Hi Rick...that is an  issue with me as well.   Let your prescribing Doctor know that you find this happens, and ask what can be done, or  request for a four hour interval instead of 4 to 6, or ask if there is a medication that may work better for you, then the one he prescribed. If he says he ordered 4 to 6 then ask why your nurse refuses to give at 4 hours. I was often in pain by the 3 hr mark.  Be vocal about your issues to the nurses & the doctors. I learned to tell them flat out, this drug is useless in my body. The pain was always in the high 9 - 10 even up to 14 range or what I felt was out of control sometimes & I feel like I'm being tortured!!  Can we please try a different medication?  Do not be afraid to ask the prescriber how he is advising the dosage. This is your right to know how much & when. Keep track of it & the nurses name too.  I'm learning phones are fabulous for this too.   Some nurses hold back an amount if the Doctor says as an example... 10 mg. they might give you 8 mg. Capping the syringe is usually a clue especially if they do not put it in the sharps container, but in their pocket.  The 1st 3 days after surgery are usually the hardest.   I've learned to ask the nurse how much she gave me & when can I have more if I need it.  Check the clock.  Then make sure you tell the doctor what she does & in front of a head nurse too. You can also, for lack of a better word,  "tell" on her to the head nurse if you feel your not getting the prescribed meds or the relief. The head nurse usually accompanies the doctor on rounds, ask her to please make sure that your getting what the doctor prescribed!   The head nurse has a big job, but part of it is making sure your comfortable & that your getting as the doctor prescribed. Nurses are obligated to play their roll in preventing drug addiction & some will drag it out for you. I once actually reported a nurse for withholding some in the syringe in one stay , turned out she was later caught taking what was left! 

If need be, you can be ready to video your conversation but I hope it never comes to that for you.

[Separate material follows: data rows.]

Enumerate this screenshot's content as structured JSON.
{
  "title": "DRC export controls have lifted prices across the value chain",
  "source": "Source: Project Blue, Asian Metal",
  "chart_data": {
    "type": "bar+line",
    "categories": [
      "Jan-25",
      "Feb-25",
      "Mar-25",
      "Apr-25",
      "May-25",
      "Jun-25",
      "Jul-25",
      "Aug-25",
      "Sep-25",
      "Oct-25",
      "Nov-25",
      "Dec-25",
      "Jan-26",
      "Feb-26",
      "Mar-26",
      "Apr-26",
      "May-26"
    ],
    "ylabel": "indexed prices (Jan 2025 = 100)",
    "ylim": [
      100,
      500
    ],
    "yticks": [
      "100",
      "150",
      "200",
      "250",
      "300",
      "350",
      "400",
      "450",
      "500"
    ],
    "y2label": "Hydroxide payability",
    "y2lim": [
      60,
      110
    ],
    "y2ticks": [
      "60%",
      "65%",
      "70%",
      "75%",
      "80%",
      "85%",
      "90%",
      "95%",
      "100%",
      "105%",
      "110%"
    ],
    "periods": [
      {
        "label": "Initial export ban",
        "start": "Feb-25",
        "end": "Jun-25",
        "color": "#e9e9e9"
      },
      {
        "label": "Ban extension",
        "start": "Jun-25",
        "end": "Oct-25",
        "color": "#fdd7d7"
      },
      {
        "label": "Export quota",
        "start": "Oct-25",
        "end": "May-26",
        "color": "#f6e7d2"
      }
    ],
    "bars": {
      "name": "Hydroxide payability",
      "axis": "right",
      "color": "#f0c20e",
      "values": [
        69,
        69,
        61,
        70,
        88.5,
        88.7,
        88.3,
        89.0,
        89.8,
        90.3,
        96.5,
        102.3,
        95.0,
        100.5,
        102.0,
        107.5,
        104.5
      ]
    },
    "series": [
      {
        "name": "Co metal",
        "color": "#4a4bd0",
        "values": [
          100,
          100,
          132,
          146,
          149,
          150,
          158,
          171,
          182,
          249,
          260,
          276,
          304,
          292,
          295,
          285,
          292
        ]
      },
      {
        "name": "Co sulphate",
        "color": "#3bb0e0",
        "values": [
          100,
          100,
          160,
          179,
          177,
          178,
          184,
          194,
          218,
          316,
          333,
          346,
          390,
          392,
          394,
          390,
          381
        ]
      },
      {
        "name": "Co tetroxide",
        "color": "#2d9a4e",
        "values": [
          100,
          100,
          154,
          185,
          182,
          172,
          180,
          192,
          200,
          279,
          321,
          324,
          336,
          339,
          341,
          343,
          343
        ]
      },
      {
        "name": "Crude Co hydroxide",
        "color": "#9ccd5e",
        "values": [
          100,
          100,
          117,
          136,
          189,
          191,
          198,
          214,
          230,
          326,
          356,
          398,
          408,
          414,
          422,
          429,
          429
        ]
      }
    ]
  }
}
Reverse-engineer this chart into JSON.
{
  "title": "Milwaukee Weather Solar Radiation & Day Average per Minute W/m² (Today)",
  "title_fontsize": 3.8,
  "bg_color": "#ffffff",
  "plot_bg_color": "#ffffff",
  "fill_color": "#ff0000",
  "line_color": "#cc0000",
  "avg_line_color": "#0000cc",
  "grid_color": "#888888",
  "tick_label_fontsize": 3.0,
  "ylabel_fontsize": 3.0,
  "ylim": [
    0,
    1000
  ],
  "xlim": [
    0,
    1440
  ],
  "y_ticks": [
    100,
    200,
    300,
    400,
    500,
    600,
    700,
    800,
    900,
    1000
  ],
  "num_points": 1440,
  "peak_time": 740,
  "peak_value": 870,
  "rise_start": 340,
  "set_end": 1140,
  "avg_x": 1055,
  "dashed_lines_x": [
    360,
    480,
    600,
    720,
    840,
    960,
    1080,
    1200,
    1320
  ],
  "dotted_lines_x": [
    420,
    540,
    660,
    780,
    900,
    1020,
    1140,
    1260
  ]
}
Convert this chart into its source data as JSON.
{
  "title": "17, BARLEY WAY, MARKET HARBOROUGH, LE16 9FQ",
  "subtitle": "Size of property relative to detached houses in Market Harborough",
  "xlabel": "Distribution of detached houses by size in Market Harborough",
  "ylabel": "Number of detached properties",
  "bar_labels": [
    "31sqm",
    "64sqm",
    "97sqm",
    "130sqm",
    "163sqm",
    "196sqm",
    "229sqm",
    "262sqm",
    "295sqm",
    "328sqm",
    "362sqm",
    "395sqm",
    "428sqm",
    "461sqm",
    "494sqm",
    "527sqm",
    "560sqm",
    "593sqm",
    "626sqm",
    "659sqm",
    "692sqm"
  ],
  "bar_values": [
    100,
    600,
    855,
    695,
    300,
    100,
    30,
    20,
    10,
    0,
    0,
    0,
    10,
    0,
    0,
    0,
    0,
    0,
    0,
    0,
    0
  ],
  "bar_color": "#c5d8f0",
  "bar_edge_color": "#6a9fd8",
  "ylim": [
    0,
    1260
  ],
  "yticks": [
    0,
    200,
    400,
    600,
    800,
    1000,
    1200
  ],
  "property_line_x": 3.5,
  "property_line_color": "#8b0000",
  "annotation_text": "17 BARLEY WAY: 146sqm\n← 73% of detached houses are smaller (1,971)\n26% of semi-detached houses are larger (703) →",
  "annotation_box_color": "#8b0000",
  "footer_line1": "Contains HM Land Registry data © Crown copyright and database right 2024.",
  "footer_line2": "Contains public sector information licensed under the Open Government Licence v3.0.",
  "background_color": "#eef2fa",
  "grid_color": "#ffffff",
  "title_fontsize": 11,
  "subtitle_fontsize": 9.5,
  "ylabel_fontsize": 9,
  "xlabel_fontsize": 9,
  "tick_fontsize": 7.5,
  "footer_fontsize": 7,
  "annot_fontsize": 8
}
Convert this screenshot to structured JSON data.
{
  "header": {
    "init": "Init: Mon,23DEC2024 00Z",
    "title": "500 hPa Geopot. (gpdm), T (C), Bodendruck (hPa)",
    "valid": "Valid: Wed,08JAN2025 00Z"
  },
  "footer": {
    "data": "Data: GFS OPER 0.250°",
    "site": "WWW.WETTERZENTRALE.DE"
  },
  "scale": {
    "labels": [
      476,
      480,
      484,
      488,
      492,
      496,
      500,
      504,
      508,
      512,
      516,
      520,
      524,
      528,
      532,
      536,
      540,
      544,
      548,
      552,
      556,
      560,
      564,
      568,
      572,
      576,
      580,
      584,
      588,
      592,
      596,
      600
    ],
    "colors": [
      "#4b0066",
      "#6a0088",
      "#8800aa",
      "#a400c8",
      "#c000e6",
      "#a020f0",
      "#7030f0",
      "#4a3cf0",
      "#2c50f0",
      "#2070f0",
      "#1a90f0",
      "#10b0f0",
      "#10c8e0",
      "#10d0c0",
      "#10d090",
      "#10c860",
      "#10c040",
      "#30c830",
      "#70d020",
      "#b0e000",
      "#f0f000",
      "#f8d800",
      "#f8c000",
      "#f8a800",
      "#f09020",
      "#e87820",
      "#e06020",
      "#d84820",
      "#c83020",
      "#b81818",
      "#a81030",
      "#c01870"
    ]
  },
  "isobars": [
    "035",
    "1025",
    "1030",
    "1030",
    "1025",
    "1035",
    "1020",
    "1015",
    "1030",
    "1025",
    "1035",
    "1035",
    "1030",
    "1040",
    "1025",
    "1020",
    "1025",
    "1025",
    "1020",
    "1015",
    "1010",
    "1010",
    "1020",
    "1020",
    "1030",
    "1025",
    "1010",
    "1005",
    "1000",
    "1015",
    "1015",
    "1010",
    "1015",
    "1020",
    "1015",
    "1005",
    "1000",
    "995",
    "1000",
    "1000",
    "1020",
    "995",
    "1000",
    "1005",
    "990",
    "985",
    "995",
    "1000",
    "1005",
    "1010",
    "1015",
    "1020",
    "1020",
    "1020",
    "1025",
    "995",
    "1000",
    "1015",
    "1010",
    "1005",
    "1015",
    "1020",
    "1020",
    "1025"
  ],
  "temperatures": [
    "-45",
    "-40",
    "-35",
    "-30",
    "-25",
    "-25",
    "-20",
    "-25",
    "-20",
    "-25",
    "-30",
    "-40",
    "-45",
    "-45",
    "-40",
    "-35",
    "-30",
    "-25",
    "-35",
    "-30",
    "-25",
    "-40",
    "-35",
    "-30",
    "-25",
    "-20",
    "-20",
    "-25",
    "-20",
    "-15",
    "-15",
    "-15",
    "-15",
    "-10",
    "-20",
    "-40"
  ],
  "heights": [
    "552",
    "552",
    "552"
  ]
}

I have learned that my bodies physical build affects the rate it accepts medication.  As an example, my new GP always prescribed 6 to 8 days in an antibiotic. About 3 weeks later I was always back in the office & required a repeat, or landed in hospital with a kidney infection.   I get frequent  bladder infections due to my bladder disease. I had to tell my new GP after  months of repeated visits & infections that my old GP, always prescribed 10 to 14 days and it worked far better saving me frequent office visits & unnecessary tests &  repeats from an original infection that never cleared as well as money,  car fuel & my energy. When possible before surgery always tell your surgeon your concerns ahead of time too. Some of us simply require a more frequent dose due to metabolism as well. I truly hope this changes for you.